HSE issues apology over Áras Attracta mistreatment

HSE chief Tony O’Brien: Behaviour exposed in RTÉ documentary will not be tolerated

HSE director general Tony O’Brien:  “Such standards should not and will not be tolerated in the HSE.” Photograph: Alan Betson/The Irish Times

HSE director general Tony O’Brien: “Such standards should not and will not be tolerated in the HSE.” Photograph: Alan Betson/The Irish Times

 

The Health Service Executive has apologised to residents at a Co Mayo disability centre and their families over their mistreatment at the hands of staff.

It described the behaviour, attitude and practice of some staff shown in an RTÉ undercover documentary last night as unacceptable.

All the recommendations from a recent Health Information and Quality Authority report into Áras Attracta in Swinford had been implemented, it said. “In this regard, it is concerning that unacceptable behaviour and attitudes towards residents, as seen in the footage, continued in unit 3 until the allegations were made known.”

HSE director general Tony O’Brien added: “Much of what was viewed on Prime Time falls well below the standards that we expect in the health services. Such standards should not and will not be tolerated in the HSE.”

While the HSE has ordered an investigation under an independent chairman, Inclusion Ireland said this would not be enough to restore public confidence. The organisation said it was not appropriate for the social care division alone to investigate its own service.
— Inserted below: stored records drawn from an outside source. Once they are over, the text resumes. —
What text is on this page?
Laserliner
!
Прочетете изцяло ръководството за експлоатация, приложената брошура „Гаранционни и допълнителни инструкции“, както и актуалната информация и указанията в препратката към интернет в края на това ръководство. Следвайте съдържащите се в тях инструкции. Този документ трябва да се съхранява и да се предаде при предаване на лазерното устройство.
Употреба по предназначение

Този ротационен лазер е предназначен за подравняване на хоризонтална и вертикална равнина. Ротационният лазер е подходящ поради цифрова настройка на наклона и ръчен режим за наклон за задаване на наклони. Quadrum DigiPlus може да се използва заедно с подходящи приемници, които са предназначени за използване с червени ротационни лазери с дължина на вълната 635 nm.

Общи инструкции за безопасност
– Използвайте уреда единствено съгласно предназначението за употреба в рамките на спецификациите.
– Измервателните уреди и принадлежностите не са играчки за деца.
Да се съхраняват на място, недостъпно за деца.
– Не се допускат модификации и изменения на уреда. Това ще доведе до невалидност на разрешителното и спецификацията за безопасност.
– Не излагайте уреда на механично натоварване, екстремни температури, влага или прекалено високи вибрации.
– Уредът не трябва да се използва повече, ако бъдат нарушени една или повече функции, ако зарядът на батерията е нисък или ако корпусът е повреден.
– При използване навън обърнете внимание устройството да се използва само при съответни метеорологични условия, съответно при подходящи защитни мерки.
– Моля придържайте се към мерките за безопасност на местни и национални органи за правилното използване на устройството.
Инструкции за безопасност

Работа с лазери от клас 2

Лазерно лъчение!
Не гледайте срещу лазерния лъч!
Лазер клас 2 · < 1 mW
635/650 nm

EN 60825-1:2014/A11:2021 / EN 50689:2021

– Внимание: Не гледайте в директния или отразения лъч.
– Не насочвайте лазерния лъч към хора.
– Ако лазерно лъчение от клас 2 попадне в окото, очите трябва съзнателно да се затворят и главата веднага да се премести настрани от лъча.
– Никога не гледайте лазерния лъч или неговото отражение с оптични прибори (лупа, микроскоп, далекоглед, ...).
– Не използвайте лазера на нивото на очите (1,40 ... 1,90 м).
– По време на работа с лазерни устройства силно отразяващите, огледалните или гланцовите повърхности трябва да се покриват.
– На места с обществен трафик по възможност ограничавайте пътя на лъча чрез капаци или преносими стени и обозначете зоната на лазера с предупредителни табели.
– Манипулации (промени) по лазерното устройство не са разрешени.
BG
Responsibility for the mistreatment of residents at the centre goes “right up” to the top of the HSE, according to a special needs group.

“I don’t think the HSE at higher levels can abdicate responsibility and just put full blame on those staff.

“The buck does not stop with the people on the ground,” said Lorraine Dempsey of the Special Needs Parents Association, who appeared in the documentary.

“People with disabilities in these institutional settings have been hidden. For decades, this is one of these historic legacies which is a scandal that Ireland yet again is choosing to just keep down.”

Abuse

Other experts contributing to the programme unequivocally describe the secretly filmed scenes from the home as abuse.

“I’ve seen footage like this before but to be frank, it’s from eastern Europe, not Ireland and I feel ashamed about this,” said Prof Gerard Quinn, director of the centre for disability law in NUI Galway.

“I am absolutely stuck for words,” said Prof Owen Barr, head of the school of nursing, University of Ulster.

“It’s entirely unacceptable that individual members of staff behave in this way, equally unacceptable that an organisation could have a facility that behaves like this, and them not know about it.”